In deze zaak heeft het Gerechtshof Den Haag op 13 mei 2015 uitspraak gedaan in hoger beroep over de ondertoezichtstelling van een minderjarige, geboren op 24 oktober 2000. De moeder, die geen gezag heeft over de minderjarige, heeft hoger beroep ingesteld tegen een beschikking van de kinderrechter in de rechtbank Rotterdam, waarin de minderjarige onder toezicht is gesteld voor de duur van één jaar. De moeder en de voogdes, vertegenwoordigd door hun advocaat, hebben betoogd dat de gronden voor de ondertoezichtstelling niet aanwezig zijn en dat de moeder in staat is om voor de minderjarige te zorgen. De raad voor de kinderbescherming en de gecertificeerde instelling hebben echter gesteld dat er nog steeds zorgen zijn over de ontwikkeling van de minderjarige, die te maken heeft met gedragsproblematiek en problemen op school.
Het hof heeft in zijn beoordeling vastgesteld dat de moeder ontvankelijk is in haar hoger beroep, ondanks het feit dat zij geen gezag heeft. Het hof oordeelt dat de ondertoezichtstelling ingrijpt in de rechtsbetrekking tussen de ouder en de minderjarige, en dat het ontzeggen van het recht om in hoger beroep te gaan in strijd zou zijn met het recht op bescherming van het gezinsleven, zoals vastgelegd in artikel 8 van het Europees Verdrag voor de Rechten van de Mens (EVRM).

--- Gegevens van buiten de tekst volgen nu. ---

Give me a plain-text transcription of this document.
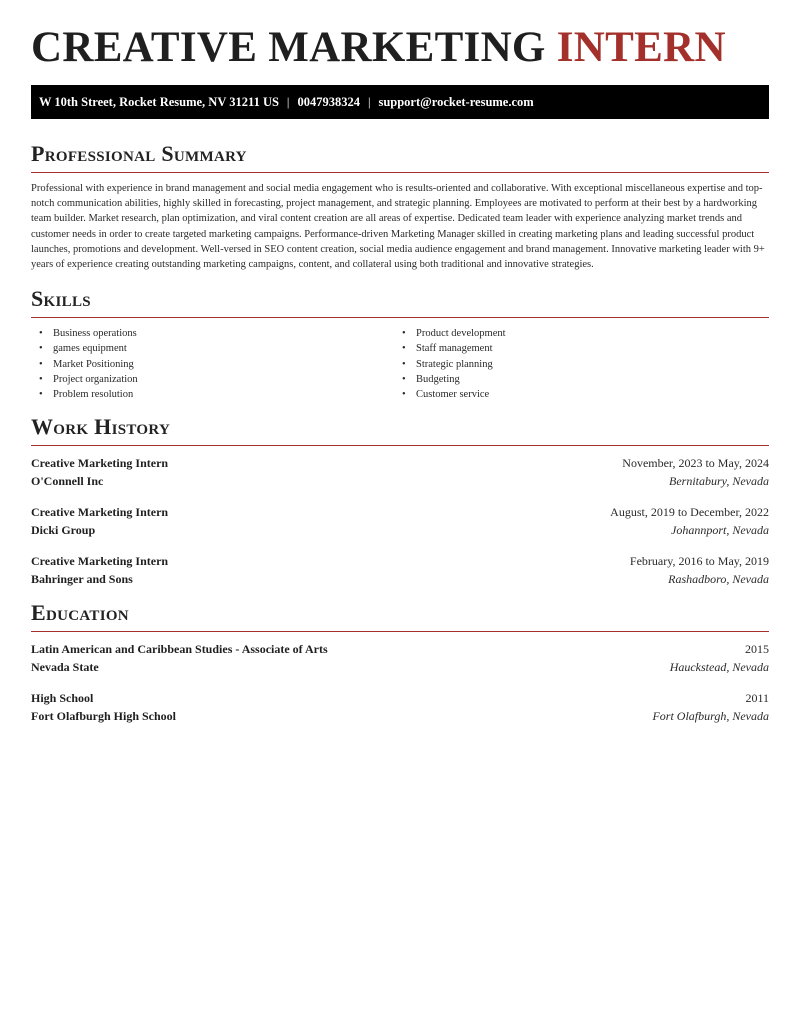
CREATIVE MARKETING INTERN
W 10th Street, Rocket Resume, NV 31211 US | 0047938324 | support@rocket-resume.com
Professional Summary

Professional with experience in brand management and social media engagement who is results-oriented and collaborative. With exceptional miscellaneous expertise and top-notch communication abilities, highly skilled in forecasting, project management, and strategic planning. Employees are motivated to perform at their best by a hardworking team builder. Market research, plan optimization, and viral content creation are all areas of expertise. Dedicated team leader with experience analyzing market trends and customer needs in order to create targeted marketing campaigns. Performance-driven Marketing Manager skilled in creating marketing plans and leading successful product launches, promotions and development. Well-versed in SEO content creation, social media audience engagement and brand management. Innovative marketing leader with 9+ years of experience creating outstanding marketing campaigns, content, and collateral using both traditional and innovative strategies.

Skills
• Business operations
• games equipment
• Market Positioning
• Project organization
• Problem resolution
• Product development
• Staff management
• Strategic planning
• Budgeting
• Customer service
Work History
Creative Marketing Intern	November, 2023 to May, 2024
O'Connell Inc	Bernitabury, Nevada
Creative Marketing Intern	August, 2019 to December, 2022
Dicki Group	Johannport, Nevada
Creative Marketing Intern	February, 2016 to May, 2019
Bahringer and Sons	Rashadboro, Nevada
Education
Latin American and Caribbean Studies - Associate of Arts	2015
Nevada State	Hauckstead, Nevada
High School	2011
Fort Olafburgh High School	Fort Olafburgh, Nevada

Vervolgens heeft het hof de gronden voor de ondertoezichtstelling beoordeeld. Het hof concludeert dat de minderjarige nog steeds zodanig opgroeit dat zijn zedelijke of geestelijke belangen of zijn gezondheid ernstig worden bedreigd. De zorgen over de ontwikkeling van de minderjarige zijn nog steeds aanwezig, ondanks de hulpverlening en het onderwijs dat hij ontvangt. Het hof heeft daarom de bestreden beschikking van de kinderrechter bekrachtigd, waarmee de ondertoezichtstelling van de minderjarige is gehandhaafd.